The speaker presents measurements showing how much overhead the wire protocols for various DBs have. MySQL is the best, Postgresql is orders of magnitude worse due to a very inefficient binary format design. The best is still 10x worse than netcat.
Apache Arrow is trying to design a universal protocol for DB access that's more efficient than what's out there currently.
Speaker asserts that scale-out is usually not needed in data analytics, no need to use Spark etc unless you want it on your CV.
Audience member asks "what about multi-user/multi-process access", speaker admits DuckDB basically doesn't do that.
Speaker pitches for using embedded in-proc DBs inside AWS Lambda functions. Not practical to install Oracle RDBMS in something that only runs for 100msec.
A web shell for DuckDB is demonstrated, it uses WASM.
Decentralization is pitched as a reason to avoid 2-tier architecture (separate db engine w/ client protocol).
It's not only unpractical, but hard to get it done. Recently tried to run Postgres in an AWS Lambda to create an anonymized DB dump. It was so painful that I gave up and created an access restricted database to do the anonymization instead. An in-memory mode for Postgres that would be as easy to run as sqlite or duckdb would be so useful for things where one can not replace it with either of them (sql dumps, testing).

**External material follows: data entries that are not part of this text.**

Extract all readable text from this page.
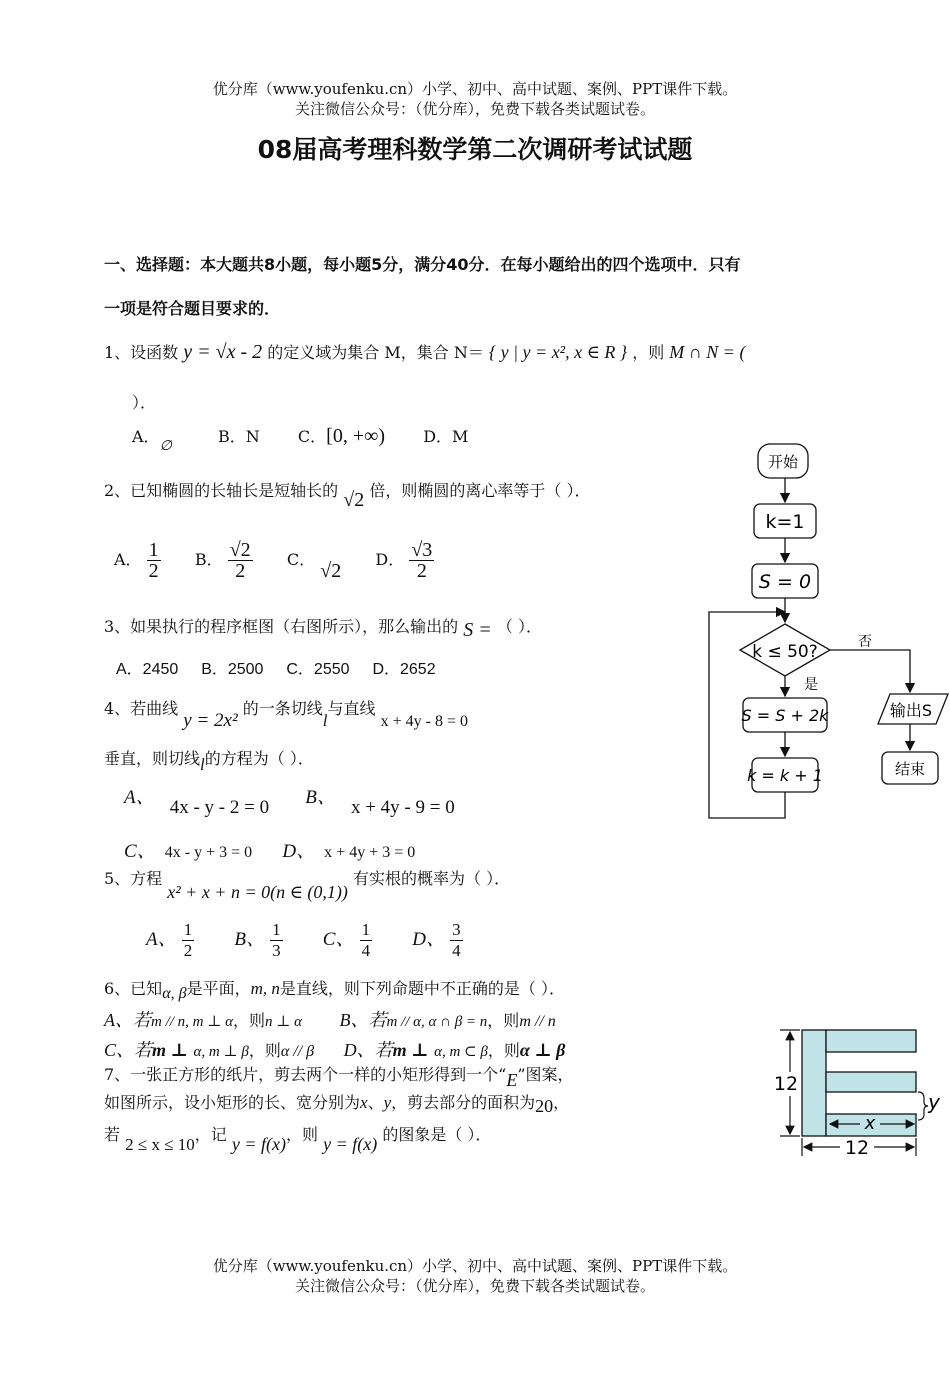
优分库（www.youfenku.cn）小学、初中、高中试题、案例、PPT课件下载。
关注微信公众号：（优分库），免费下载各类试题试卷。
08届高考理科数学第二次调研考试试题
一、选择题：本大题共8小题，每小题5分，满分40分．在每小题给出的四个选项中．只有
一项是符合题目要求的．
1、设函数 y = √x - 2 的定义域为集合 M，集合 N＝ { y | y = x², x ∈ R } ，则 M ∩ N = (
）．
A．∅  B．N C．[0, +∞) D．M
2、已知椭圆的长轴长是短轴长的 √2 倍，则椭圆的离心率等于（ ）．
A． $\frac{1}{2}$ B． $\frac{√2}{2}$ C． √2  D． $\frac{√3}{2}$
3、如果执行的程序框图（右图所示），那么输出的 S = （ ）．
A．2450 B．2500 C．2550 D．2652
4、若曲线 y = 2x² 的一条切线l与直线 x + 4y - 8 = 0
垂直，则切线l的方程为（ ）．
A、 4x - y - 2 = 0 B、 x + 4y - 9 = 0
C、 4x - y + 3 = 0 D、 x + 4y + 3 = 0
5、方程 x² + x + n = 0(n ∈ (0,1)) 有实根的概率为（ ）．
A、 $\frac{1}{2}$ B、 $\frac{1}{3}$ C、 $\frac{1}{4}$ D、 $\frac{3}{4}$
6、已知α, β是平面，m, n是直线，则下列命题中不正确的是（ ）．
A、若m // n, m ⊥ α，则n ⊥ α B、若m // α, α ∩ β = n，则m // n
C、若m ⊥ α, m ⊥ β，则α // β D、若m ⊥ α, m ⊂ β，则α ⊥ β
7、一张正方形的纸片，剪去两个一样的小矩形得到一个“E”图案，
如图所示，设小矩形的长、宽分别为x、y，剪去部分的面积为20，
若 2 ≤ x ≤ 10，记 y = f(x)，则 y = f(x) 的图象是（ ）．
开始
k=1
S = 0
k ≤ 50?
是
否
S = S + 2k
k = k + 1
输出S
结束
12
x
12
y
优分库（www.youfenku.cn）小学、初中、高中试题、案例、PPT课件下载。
关注微信公众号：（优分库），免费下载各类试题试卷。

https://github.com/zonkyio/embedded-postgres-binaries
I've been using this for test runners in Node and Go for a while now and it's been quite painless. Would be nice to have wider language support though
What we really want is to store some data somewhere, and later be able to retrieve it, without necessarily knowing what it was we stored or where or how. And we don't want to think about what server it's on, or what hard drive, or what folder. And we don't want to think about client protocols or query languages.
All of that would be possible if we reinvented i/o. Basically, just imagine what you want your experience to be, and then start making up names for functions that do that. Stuff that in a kernel, or a standard library. Now you have i/o that's based on how you really want to use data. The backend implementation of it can vary, but the point is to make the user experience what we actually want rather than what somebody else thinks is practical. Make the data interface you want to use, and make it a standard.
What happened, is we discovered that files are really useful because you don't need to declare the format of data that goes into the file. So the operating system can handle things like reading and writing and the application can organise how it wants to keep the data in the file.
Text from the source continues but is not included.